McConnell, 71, said the coming wave of debt is being driven by something positive—Americans are living longer and collecting entitlement benefits for a longer period of time. “It is a tribute to our magnificent health care system, if we haven’t completely fouled it up [with Obamacare],” he said at a Washington summit for the American Bankers Association.

As McConnell, sees it—demographics are a driver of debt that causes anemic economic growth. Compare that conclusion to the analysis of the fiscal 2014 budget proposal from Obama.

The exhaustive document also grapples with the demographics of an aging population, noting that a graying population means more Americans will be retired and the labor participation rate will fall.

When a smaller percentage of the country holds jobs, average economic growth will be much lower than it was in previous decades. Without the usual increases in employment and wages, it becomes more difficult for the government to bank on the same revenue increases that occurred in the past.
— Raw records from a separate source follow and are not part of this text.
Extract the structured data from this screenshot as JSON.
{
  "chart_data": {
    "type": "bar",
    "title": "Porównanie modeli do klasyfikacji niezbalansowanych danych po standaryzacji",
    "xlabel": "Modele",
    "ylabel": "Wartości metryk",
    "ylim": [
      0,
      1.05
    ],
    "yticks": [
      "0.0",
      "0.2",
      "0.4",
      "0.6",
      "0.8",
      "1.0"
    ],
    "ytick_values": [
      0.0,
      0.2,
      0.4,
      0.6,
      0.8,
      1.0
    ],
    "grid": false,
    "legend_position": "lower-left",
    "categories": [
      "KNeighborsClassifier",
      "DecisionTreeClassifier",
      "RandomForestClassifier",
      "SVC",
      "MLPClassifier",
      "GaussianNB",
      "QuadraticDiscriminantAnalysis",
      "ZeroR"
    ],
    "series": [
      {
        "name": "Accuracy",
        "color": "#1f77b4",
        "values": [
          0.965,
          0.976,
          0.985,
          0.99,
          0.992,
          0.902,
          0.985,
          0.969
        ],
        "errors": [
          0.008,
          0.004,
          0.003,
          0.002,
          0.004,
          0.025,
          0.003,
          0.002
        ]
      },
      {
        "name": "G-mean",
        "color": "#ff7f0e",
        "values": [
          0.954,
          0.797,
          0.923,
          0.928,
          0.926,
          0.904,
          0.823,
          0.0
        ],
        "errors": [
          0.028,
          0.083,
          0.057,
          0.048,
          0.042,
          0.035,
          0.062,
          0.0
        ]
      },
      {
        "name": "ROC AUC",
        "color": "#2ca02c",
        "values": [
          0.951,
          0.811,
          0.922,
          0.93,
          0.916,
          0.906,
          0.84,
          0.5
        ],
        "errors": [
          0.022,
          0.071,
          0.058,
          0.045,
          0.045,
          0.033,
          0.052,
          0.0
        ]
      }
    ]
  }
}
From this angle, demographics are a driver of low growth that will create debt pressures. 

Even if both points are valid, debate will persist and heat up next month as the country once again breaches the debt ceiling. House Republicans have insisted on more spending cuts to offset any increase in borrowing authority, while the administration has maintained that the economy should be held hostage in this manner.

Despite all the gridlock, what both sides can agree upon is this: high debt and low growth is no way to treat the economy.